Melihat pikiranku yang sedang ndoweh –meminjam istilah ustadz Kurdi Amin- hatiku segera
memanfaatkan situasi. “Agama choeyy!!!” begitu hatiku bersabda sambil terkekeh
melihat pikiranku yang terlalu naif, ndoweh
pula!!. “Bukan fardhu ain untuk belajar segala teori-teori filsafat, pada
hakekatnya semua manusia sudah berfilsafat. Sadar atau tidak!” kali ini hatiku
bicara dengan roman mengayomi, tidak lagi terkekeh-kekeh seperti tadi. “Agama
membuat siapapun boleh bermimpi dan layak untuk masuk surga tidak peduli apakah
dia seorang tukang becak, sopir, pemulung atau awam macam apapun yang tidak
mengerti diskursus ini itu. Dengan catatan, mereka sungguh-sungguh mempelajari
dan dengan ikhlas mengamalkan ajaran agamanya. Tak harus tahu mendakik-dakik
seperti kau dan kawan-kawanmu!!wkwk”. “Kau tahu kenapa??” lanjutnya “Karena
kasih Allah meliputi seluruh umat manusia, tak peduli apakah dia seorang
filosof, intelektual atau hanya seorang awam belaka”. “Ia memberi surganya
kepada siapapun yang menjalankan tugasnya dengan baik! Sesuai batas maksimal
kemampuannya. Itulah mengapa Dia memberi kita pedoman hidup, ya agama itu
sendiri.”
”Terus??” pikiranku bertanya. Kali ini tidak dengan
maksud mendebat lagi. Ia cukup insyaf dan legawa
mendengarkan penuturan hatiku, teman terbaiknya. Yang selalu mengingatkannya
setiap kali ia hendak berbuat sesuka hati dan melampaui batas. Bukankah “khairu al-ashab man yadulluka ‘ala khairin”

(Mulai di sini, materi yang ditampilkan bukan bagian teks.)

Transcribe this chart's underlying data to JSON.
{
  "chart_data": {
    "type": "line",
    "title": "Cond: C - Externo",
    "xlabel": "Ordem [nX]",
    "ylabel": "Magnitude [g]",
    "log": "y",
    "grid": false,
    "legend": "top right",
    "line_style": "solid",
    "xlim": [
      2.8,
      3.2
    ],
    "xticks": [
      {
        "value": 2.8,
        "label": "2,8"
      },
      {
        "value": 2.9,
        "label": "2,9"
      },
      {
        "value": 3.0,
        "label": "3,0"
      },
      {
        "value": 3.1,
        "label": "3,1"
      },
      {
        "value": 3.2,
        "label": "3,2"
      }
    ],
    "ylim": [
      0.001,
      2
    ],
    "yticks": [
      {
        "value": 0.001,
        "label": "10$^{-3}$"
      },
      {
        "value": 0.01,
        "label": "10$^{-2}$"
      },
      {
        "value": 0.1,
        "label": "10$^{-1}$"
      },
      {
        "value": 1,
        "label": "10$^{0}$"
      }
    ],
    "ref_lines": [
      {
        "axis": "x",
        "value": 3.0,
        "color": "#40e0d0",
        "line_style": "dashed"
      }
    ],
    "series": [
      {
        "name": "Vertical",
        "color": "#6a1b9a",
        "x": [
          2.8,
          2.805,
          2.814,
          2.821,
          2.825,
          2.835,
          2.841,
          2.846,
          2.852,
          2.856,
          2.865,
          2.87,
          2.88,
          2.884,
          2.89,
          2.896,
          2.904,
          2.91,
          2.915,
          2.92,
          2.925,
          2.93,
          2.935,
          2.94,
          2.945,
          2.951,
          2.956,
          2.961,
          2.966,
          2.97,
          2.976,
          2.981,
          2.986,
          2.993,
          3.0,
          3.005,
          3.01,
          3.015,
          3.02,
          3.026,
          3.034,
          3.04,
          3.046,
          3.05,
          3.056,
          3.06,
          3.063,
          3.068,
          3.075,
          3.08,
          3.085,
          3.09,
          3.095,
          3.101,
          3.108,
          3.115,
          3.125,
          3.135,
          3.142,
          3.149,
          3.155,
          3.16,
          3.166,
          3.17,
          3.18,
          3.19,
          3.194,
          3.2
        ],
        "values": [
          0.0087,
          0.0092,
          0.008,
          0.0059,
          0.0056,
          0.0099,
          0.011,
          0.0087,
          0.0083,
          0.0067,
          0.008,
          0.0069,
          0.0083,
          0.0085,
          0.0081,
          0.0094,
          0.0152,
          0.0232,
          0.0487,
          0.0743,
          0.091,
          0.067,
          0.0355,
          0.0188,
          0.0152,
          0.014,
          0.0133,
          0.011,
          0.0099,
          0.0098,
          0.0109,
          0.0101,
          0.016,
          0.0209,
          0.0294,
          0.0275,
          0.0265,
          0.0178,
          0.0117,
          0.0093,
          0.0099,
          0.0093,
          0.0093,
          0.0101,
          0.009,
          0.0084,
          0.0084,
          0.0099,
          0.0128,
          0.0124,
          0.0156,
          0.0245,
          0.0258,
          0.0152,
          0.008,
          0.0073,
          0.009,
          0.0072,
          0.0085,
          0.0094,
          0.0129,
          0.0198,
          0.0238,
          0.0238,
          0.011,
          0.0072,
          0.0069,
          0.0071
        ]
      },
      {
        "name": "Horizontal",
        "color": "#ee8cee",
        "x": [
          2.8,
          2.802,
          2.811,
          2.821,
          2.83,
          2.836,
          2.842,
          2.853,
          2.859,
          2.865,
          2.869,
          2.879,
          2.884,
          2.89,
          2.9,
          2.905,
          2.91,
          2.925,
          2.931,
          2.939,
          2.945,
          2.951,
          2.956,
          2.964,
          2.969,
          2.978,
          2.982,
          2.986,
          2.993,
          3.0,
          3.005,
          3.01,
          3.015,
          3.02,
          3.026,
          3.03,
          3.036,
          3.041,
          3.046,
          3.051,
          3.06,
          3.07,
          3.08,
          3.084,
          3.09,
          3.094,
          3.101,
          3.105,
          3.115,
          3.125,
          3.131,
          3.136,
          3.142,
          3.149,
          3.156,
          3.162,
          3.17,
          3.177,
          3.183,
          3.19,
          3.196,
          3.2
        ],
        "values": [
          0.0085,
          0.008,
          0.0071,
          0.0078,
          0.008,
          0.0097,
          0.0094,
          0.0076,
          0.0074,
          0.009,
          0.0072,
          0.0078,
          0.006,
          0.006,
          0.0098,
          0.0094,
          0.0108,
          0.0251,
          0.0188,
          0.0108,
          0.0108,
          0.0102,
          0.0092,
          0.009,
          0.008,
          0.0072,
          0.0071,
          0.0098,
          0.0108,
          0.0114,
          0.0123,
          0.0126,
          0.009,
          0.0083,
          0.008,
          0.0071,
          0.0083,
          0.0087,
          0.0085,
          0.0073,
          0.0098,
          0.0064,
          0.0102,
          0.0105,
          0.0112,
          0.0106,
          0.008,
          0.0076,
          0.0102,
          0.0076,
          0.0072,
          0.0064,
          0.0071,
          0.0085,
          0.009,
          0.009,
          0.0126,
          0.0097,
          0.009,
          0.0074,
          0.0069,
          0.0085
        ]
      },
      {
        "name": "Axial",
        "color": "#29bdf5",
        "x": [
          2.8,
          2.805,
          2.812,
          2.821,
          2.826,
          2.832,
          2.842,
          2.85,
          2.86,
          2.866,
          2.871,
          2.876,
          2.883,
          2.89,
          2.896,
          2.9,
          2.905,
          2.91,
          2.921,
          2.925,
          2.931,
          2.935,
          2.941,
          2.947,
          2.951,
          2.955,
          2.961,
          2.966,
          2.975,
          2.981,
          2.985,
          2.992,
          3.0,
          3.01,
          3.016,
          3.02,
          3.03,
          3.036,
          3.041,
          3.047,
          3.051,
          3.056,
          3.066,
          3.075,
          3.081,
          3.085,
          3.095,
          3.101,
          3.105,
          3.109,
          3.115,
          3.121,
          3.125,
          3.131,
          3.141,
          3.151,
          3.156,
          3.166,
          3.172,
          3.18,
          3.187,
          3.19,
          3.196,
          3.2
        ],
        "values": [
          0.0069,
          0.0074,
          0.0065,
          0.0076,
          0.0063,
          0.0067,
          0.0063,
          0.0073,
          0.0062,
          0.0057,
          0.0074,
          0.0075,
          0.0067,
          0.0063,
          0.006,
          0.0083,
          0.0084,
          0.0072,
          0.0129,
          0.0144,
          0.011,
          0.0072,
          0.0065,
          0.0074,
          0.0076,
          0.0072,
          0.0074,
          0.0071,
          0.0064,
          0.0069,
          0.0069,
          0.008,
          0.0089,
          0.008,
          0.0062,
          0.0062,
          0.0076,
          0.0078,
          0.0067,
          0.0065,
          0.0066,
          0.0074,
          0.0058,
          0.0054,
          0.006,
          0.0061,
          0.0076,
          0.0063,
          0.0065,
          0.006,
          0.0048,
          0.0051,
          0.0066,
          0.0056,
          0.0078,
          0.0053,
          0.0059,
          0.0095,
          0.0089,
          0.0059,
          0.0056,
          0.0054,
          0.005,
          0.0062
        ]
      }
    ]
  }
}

sebaik-baik teman adalah yang menunjukkanmu pada kebaikan.
Hatiku tersenyum bijaksana “Jadi, ya pelajarilah apa
saja, sesukamu, sekeras-kerasnya. Sampai batas akhir kemampuanmu. Sampai titik
dimana kau menyadari betapa lemah dirimu. Pelajarilah filsafat, monggo kerso, silahkan! Tapi kau harus
ingat, filsafat ibarat samudera tak berdasar. Maksudku, dasarnya begitu dalam.
Dalam, sangaaaatttttt dalaaaam...! Selalu ingatlah tujuan kau belajar filsafat.
Apa tujuanmu belajar filsafat??” hatiku bertanya, mengagetkan pikiranku. ”Emmm,
mungkin aku hendak mencari Tuhan, mencari kebenaran dan menemukan
kebijaksanaan” jawab pikiranku.
“Baguslah jika kau tahu tujuanmu” jawab hatiku sok dewasa.
Pokoknya kau jangan pernah lupa. Samudera filsafat itu begitu dalam. Apa yang
kau cari sesungguhnya ada di dasarnya yang paling dalam. Saat kau memutuskan
untuk mengarunginya, setiap saat kau bisa saja diterjang ombak, dihempas badai.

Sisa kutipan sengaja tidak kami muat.